Posted on 08/06/2002 12:27:56 PM PDT by ReaganIsRight
The IMF, boat people and a better way Lawrence Minard, 04.06.98
A great deal has been written about the International Monetary Fund in the past few months. So why offer more, as we do in this issue? Because most of the coverage has accepted the IMF's opinion that it must take on ever bigger and more expensive responsibilities to supervise the world economy. Globaloney, say our three contributors to the debate. Each looks at the IMF from a different perspective, yet they arrive at similar conclusions.
Forbes Global Deputy Editor Nigel Holloway, who covered the world's financial markets for 18 years for The Economist and Far Eastern Economic Review, shows how the IMF practices mission creep -- the tendency of bureaucracies to grow. "Enough, already!" cries Holloway in "Doctor knows best,"starting on page 26.

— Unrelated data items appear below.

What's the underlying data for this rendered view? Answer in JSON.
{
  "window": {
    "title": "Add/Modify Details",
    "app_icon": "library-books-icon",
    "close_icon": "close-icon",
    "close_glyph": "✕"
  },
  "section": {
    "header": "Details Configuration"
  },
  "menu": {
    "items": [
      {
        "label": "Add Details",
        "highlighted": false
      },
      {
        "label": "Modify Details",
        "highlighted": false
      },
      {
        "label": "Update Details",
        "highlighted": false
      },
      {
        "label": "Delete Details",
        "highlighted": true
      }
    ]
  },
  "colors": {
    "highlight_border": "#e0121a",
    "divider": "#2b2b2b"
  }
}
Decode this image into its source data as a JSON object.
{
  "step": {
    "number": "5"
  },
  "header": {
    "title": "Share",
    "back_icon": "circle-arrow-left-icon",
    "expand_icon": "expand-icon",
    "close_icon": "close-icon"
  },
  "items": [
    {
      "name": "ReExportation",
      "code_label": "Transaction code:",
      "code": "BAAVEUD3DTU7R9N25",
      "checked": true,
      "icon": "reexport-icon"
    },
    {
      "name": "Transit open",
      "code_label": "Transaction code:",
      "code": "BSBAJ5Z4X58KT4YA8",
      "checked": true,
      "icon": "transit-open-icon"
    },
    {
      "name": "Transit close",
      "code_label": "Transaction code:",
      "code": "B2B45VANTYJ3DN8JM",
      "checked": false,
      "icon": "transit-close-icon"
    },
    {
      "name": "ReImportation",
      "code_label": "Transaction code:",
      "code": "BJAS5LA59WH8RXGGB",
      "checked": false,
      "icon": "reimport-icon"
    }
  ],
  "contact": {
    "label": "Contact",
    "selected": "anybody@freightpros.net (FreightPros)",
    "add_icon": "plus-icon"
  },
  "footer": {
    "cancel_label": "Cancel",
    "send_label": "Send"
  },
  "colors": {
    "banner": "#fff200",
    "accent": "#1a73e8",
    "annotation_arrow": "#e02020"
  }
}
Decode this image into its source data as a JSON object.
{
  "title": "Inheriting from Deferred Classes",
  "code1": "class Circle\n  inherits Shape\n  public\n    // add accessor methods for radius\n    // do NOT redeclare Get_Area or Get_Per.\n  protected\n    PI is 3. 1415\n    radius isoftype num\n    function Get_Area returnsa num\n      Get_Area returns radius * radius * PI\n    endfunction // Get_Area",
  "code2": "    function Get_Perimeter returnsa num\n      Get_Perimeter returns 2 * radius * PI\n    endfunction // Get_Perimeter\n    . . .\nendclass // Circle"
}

To the displeasure of the IMF and the U.S. Treasury, FORBES columnist Steve H. Hanke, an expert on currency boards, has been advising Indonesian President Suharto on how to stabilize the rupiah. In "The misguided fireman" (page 28), Hanke warns that the devalued currency could spark massive rioting and force huge numbers of Indonesians to flee their country. "You've heard of boat people," Hanke writes. "This could be a waterborne exodus that would make Vietnam's look like a Sunday regatta."
FORBES GLOBAL Publisher Domingo Cavallo worked closely with the IMF when he was Argentina's Economy Minister from 1991 to 1996. He respects the Fund and acknowledges its help, but he also argues the Fund should not try to be a supergovernment. Domingo Cavallo's first column for FORBES GLOBAL, "A better role for the IMF," appears on page 19.